Potensi Perluasan Militer
Sementara itu, Pengamat Militer dari ISESS, Khairul Fahmi mengatakan, kekhawatiran bahwa calon presiden tertentu akan kembali memberikan peran sangat besar pada militer agak berlebihan.
“Saya kira kurang tepat jika kemudian kekhawatiran itu hanya dilekatkan pada Prabowo. Merujuk pada Presiden Jokowi hari ini yang notabene merupakan sosok sipil namun dinilai banyak pihak telah membuka jalan untuk perluasan peran militer,” kata Fahmi, Kamis (16/11). Hal itu tertuang dalam UU Aparatur Sipil Negara (ASN), bahwa Jabatan ASN tertentu dapat diisi dari prajurit TNI dan anggota Polri.
Kemudian dalam kaitannya dengan Pilpres 2024, saat ini ada sejumlah purnawirawan yang bergabung dalam tim pemenangan semua Capres-Cawapres. “Saya kira tidak ada garansi bahwa kandidat-kandidat lain tidak akan memberi peran besar pada militer. Faktanya, untuk pemenangan saja semua tim paslon diwarnai kehadiran tokoh-tokoh pensiunan jenderal TNI, “ kata Fahmi.
Menurut dia, kekhawatiran soal militer keluar dari barak itu ibarat lagu lama yang diputar berulang kali. Sejak Pemilu Presiden pertama kali digelar pada 2004, isu ini selalu dilekatkan pada kandidat yang berlatar belakang militer. Nyatanya, saat ini masih berlaku UU TNI yang membatasi kiprah dan pelibatan TNI di luar tugas pokoknya.

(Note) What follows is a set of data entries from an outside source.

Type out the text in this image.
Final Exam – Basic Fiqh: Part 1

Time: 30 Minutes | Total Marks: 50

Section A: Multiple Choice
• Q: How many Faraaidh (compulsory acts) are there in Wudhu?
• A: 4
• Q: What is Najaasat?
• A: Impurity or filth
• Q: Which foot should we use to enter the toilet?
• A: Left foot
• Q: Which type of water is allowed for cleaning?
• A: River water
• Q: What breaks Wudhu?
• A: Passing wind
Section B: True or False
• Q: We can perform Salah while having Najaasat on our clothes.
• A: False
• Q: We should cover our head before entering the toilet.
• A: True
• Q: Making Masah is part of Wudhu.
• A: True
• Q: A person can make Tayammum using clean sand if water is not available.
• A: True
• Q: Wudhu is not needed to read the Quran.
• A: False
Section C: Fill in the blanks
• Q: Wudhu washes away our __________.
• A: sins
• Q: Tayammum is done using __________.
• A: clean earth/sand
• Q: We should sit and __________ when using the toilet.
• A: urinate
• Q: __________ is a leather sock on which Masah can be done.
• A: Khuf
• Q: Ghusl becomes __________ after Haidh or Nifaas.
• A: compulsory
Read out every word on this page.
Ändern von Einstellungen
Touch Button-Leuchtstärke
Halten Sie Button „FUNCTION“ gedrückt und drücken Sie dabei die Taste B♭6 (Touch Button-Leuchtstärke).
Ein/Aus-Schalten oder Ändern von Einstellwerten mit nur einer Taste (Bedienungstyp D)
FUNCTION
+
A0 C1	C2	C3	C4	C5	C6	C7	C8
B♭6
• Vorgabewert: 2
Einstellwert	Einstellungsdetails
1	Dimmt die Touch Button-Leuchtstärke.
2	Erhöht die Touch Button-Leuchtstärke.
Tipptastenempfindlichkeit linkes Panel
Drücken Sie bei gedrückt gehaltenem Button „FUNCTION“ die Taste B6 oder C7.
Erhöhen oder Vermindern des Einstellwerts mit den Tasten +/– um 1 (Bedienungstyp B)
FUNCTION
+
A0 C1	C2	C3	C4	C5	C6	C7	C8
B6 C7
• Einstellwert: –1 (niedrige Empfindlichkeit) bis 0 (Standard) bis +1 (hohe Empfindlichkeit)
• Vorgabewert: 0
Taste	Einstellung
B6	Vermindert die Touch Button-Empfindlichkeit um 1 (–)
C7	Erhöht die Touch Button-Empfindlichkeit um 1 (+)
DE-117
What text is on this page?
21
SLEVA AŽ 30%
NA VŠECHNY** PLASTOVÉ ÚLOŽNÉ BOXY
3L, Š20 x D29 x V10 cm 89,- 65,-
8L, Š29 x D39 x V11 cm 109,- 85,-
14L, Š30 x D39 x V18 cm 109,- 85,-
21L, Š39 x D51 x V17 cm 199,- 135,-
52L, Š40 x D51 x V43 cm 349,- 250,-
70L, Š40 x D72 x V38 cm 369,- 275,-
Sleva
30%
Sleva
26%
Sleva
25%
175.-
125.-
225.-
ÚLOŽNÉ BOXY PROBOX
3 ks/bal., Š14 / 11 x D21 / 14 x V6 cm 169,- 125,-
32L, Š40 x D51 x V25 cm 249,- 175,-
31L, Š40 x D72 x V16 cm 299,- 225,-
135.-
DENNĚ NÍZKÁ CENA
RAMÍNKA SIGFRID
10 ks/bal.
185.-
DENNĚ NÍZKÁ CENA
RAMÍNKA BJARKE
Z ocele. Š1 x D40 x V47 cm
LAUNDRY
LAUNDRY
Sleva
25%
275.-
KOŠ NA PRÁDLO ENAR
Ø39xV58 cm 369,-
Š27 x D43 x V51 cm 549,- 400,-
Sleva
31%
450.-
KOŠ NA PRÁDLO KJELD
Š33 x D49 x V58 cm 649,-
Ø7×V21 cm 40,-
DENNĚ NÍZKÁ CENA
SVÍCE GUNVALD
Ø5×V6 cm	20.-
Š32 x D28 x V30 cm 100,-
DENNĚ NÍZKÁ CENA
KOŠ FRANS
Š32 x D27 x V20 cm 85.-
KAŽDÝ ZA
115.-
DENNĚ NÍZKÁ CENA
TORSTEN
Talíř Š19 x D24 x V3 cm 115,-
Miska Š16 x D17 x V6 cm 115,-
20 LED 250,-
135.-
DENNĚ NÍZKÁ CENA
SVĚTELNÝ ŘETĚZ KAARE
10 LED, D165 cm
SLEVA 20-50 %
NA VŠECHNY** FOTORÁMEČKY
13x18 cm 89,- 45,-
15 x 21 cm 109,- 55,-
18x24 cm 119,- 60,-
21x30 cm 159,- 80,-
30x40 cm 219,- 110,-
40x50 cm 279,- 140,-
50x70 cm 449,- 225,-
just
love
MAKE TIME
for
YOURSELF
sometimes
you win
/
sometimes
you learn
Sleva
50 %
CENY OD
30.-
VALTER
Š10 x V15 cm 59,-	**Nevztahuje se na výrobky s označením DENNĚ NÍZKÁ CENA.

“Kalaupun ada perubahan di masa depan, saya kira itu hanya akan menyangkut akomodasi kementerian dan lembaga pemerintah yang karena urusan dan kewenangannya, membutuhkan prajurit TNI aktif, namun belum diatur oleh UU yang berlaku saat ini,” jelas Fahmi.
Lalu bicara tentang status keprajuritan, kita harus bisa membedakan aktivitas kelembagaan TNI beserta para prajurit aktifnya dengan kiprah politik purnawirawan.
“Para purnawirawan itu kan sebenarnya warga sipil. Begitu pensiun dari dinas militer, hak mereka untuk memilih dan dipilih telah dipulihkan,” tandasnya.
Berdasarkan catatan, di Tim Kampanye Nasional Prabowo-Gibran, ada 27 Purnawirawan TNI/Polri. Ganjar-Mahfud ada 5 Purnawirawan, dan Timnas Anies satu Purnawirawan sebagai ketua pemenangan. (nif)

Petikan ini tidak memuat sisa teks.